2014-11-27 01:59:12 GMT
Weichen Ye created HBASE-12590:
Summary: A solution for data skew in HBase-Mapreduce Job
Issue Type: Improvement
Affects Versions: 2.0.0
Reporter: Weichen Ye
In production environment, data skew is a very common case. A HBase table always contains a lot of small
regions and several large regions. Small regions waste a lot of computing resources. If we use a job to scan
a table with 3000 small regions, we need a job with 3000 mappers. Large regions always block the job. If in a
100-region table, one region is far larger then the other 99 regions.
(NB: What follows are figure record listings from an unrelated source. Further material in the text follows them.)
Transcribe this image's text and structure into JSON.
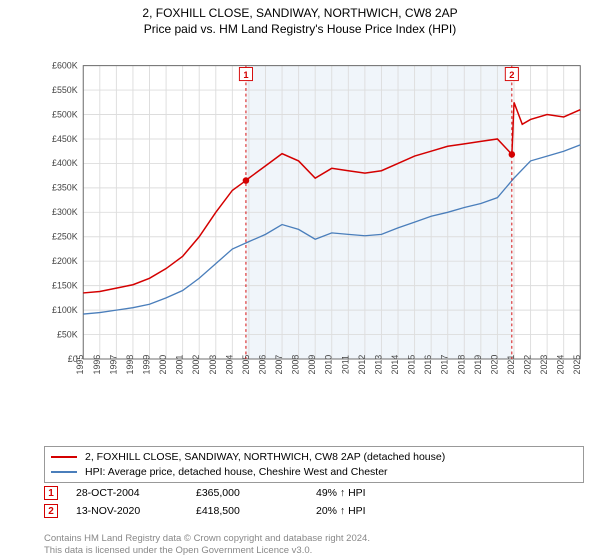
{
  "title": "2, FOXHILL CLOSE, SANDIWAY, NORTHWICH, CW8 2AP",
  "subtitle": "Price paid vs. HM Land Registry's House Price Index (HPI)",
  "chart": {
    "type": "line",
    "background_color": "#ffffff",
    "grid_color": "#dddddd",
    "axis_color": "#666666",
    "shaded_region": {
      "x_start": 2004.82,
      "x_end": 2020.87,
      "fill": "#eaf1f8",
      "opacity": 0.7
    },
    "x_axis": {
      "min": 1995,
      "max": 2025,
      "ticks": [
        1995,
        1996,
        1997,
        1998,
        1999,
        2000,
        2001,
        2002,
        2003,
        2004,
        2005,
        2006,
        2007,
        2008,
        2009,
        2010,
        2011,
        2012,
        2013,
        2014,
        2015,
        2016,
        2017,
        2018,
        2019,
        2020,
        2021,
        2022,
        2023,
        2024,
        2025
      ],
      "tick_fontsize": 9.5,
      "tick_rotation": -90
    },
    "y_axis": {
      "min": 0,
      "max": 600000,
      "ticks": [
        0,
        50000,
        100000,
        150000,
        200000,
        250000,
        300000,
        350000,
        400000,
        450000,
        500000,
        550000,
        600000
      ],
      "tick_labels": [
        "£0",
        "£50K",
        "£100K",
        "£150K",
        "£200K",
        "£250K",
        "£300K",
        "£350K",
        "£400K",
        "£450K",
        "£500K",
        "£550K",
        "£600K"
      ],
      "tick_fontsize": 9.5
    },
    "series": [
      {
        "name": "property",
        "label": "2, FOXHILL CLOSE, SANDIWAY, NORTHWICH, CW8 2AP (detached house)",
        "color": "#d40000",
        "line_width": 1.6,
        "data": [
          [
            1995,
            135000
          ],
          [
            1996,
            138000
          ],
          [
            1997,
            145000
          ],
          [
            1998,
            152000
          ],
          [
            1999,
            165000
          ],
          [
            2000,
            185000
          ],
          [
            2001,
            210000
          ],
          [
            2002,
            250000
          ],
          [
            2003,
            300000
          ],
          [
            2004,
            345000
          ],
          [
            2004.82,
            365000
          ],
          [
            2005,
            370000
          ],
          [
            2006,
            395000
          ],
          [
            2007,
            420000
          ],
          [
            2008,
            405000
          ],
          [
            2009,
            370000
          ],
          [
            2010,
            390000
          ],
          [
            2011,
            385000
          ],
          [
            2012,
            380000
          ],
          [
            2013,
            385000
          ],
          [
            2014,
            400000
          ],
          [
            2015,
            415000
          ],
          [
            2016,
            425000
          ],
          [
            2017,
            435000
          ],
          [
            2018,
            440000
          ],
          [
            2019,
            445000
          ],
          [
            2020,
            450000
          ],
          [
            2020.87,
            418500
          ],
          [
            2021,
            525000
          ],
          [
            2021.5,
            480000
          ],
          [
            2022,
            490000
          ],
          [
            2023,
            500000
          ],
          [
            2024,
            495000
          ],
          [
            2025,
            510000
          ]
        ]
      },
      {
        "name": "hpi",
        "label": "HPI: Average price, detached house, Cheshire West and Chester",
        "color": "#4a7ebb",
        "line_width": 1.4,
        "data": [
          [
            1995,
            92000
          ],
          [
            1996,
            95000
          ],
          [
            1997,
            100000
          ],
          [
            1998,
            105000
          ],
          [
            1999,
            112000
          ],
          [
            2000,
            125000
          ],
          [
            2001,
            140000
          ],
          [
            2002,
            165000
          ],
          [
            2003,
            195000
          ],
          [
            2004,
            225000
          ],
          [
            2005,
            240000
          ],
          [
            2006,
            255000
          ],
          [
            2007,
            275000
          ],
          [
            2008,
            265000
          ],
          [
            2009,
            245000
          ],
          [
            2010,
            258000
          ],
          [
            2011,
            255000
          ],
          [
            2012,
            252000
          ],
          [
            2013,
            255000
          ],
          [
            2014,
            268000
          ],
          [
            2015,
            280000
          ],
          [
            2016,
            292000
          ],
          [
            2017,
            300000
          ],
          [
            2018,
            310000
          ],
          [
            2019,
            318000
          ],
          [
            2020,
            330000
          ],
          [
            2021,
            370000
          ],
          [
            2022,
            405000
          ],
          [
            2023,
            415000
          ],
          [
            2024,
            425000
          ],
          [
            2025,
            438000
          ]
        ]
      }
    ],
    "markers": [
      {
        "id": "1",
        "x": 2004.82,
        "y": 365000,
        "color": "#d40000",
        "label_y_offset": -300,
        "dash": "3,3"
      },
      {
        "id": "2",
        "x": 2020.87,
        "y": 418500,
        "color": "#d40000",
        "label_y_offset": -360,
        "dash": "3,3"
      }
    ],
    "marker_dot_radius": 3.5
  },
  "legend": {
    "border_color": "#999999",
    "items": [
      {
        "color": "#d40000",
        "label": "2, FOXHILL CLOSE, SANDIWAY, NORTHWICH, CW8 2AP (detached house)"
      },
      {
        "color": "#4a7ebb",
        "label": "HPI: Average price, detached house, Cheshire West and Chester"
      }
    ]
  },
  "events": [
    {
      "marker": "1",
      "marker_color": "#d40000",
      "date": "28-OCT-2004",
      "price": "£365,000",
      "hpi": "49% ↑ HPI"
    },
    {
      "marker": "2",
      "marker_color": "#d40000",
      "date": "13-NOV-2020",
      "price": "£418,500",
      "hpi": "20% ↑ HPI"
    }
  ],
  "footer_line1": "Contains HM Land Registry data © Crown copyright and database right 2024.",
  "footer_line2": "This data is licensed under the Open Government Licence v3.0."
}
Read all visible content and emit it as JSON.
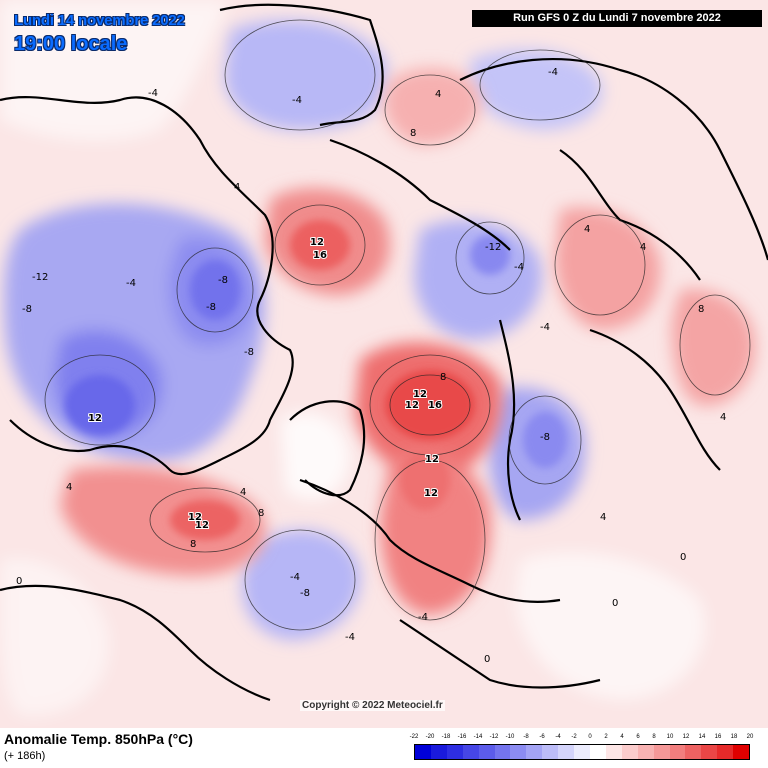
{
  "header": {
    "date_line": "Lundi 14 novembre 2022",
    "time_line": "19:00 locale",
    "run_info": "Run GFS 0 Z du Lundi 7 novembre 2022"
  },
  "footer": {
    "title": "Anomalie Temp. 850hPa (°C)",
    "subtitle": "(+ 186h)",
    "copyright": "Copyright © 2022 Meteociel.fr"
  },
  "legend": {
    "ticks": [
      "-22",
      "-20",
      "-18",
      "-16",
      "-14",
      "-12",
      "-10",
      "-8",
      "-6",
      "-4",
      "-2",
      "0",
      "2",
      "4",
      "6",
      "8",
      "10",
      "12",
      "14",
      "16",
      "18",
      "20"
    ],
    "colors": [
      "#0000d8",
      "#1a1adc",
      "#2e2ee2",
      "#4646e6",
      "#5c5cea",
      "#7474ee",
      "#8c8cf2",
      "#a4a4f5",
      "#bcbcf8",
      "#d4d4fb",
      "#ececfd",
      "#ffffff",
      "#fde6e6",
      "#fbcccc",
      "#f8b2b2",
      "#f59898",
      "#f27e7e",
      "#ee6262",
      "#ea4646",
      "#e62a2a",
      "#e00000"
    ]
  },
  "map": {
    "hot_labels": [
      "12",
      "16",
      "12",
      "16",
      "12",
      "12",
      "12",
      "12",
      "12",
      "12"
    ],
    "anomaly_labels": [
      "-4",
      "-8",
      "-12",
      "-8",
      "-4",
      "4",
      "8",
      "-4",
      "-8",
      "4",
      "0",
      "-4",
      "4",
      "8",
      "-8",
      "0",
      "4",
      "-4",
      "8",
      "4",
      "-4",
      "-8",
      "0",
      "4",
      "-4",
      "8",
      "-12",
      "-8",
      "-4",
      "4",
      "0",
      "4",
      "-4",
      "8"
    ]
  }
}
When we run a job with the table as
input, 99 mappers will be completed very quickly, and we need to wait for the last mapper for a long time.
Add two new configuration.
hbase.mapreduce.split.autobalance = true means enabling the “auto balance” in HBase-MapReduce
jobs. The default value is false.
hbase.mapreduce.split.targetsize = 1073741824 (default 1GB). The target size of mapreduce splits.
If a region size is large than the target size, cut the region into two split.If the sum of several small
continuous region size less than the target size, combine these regions into one split.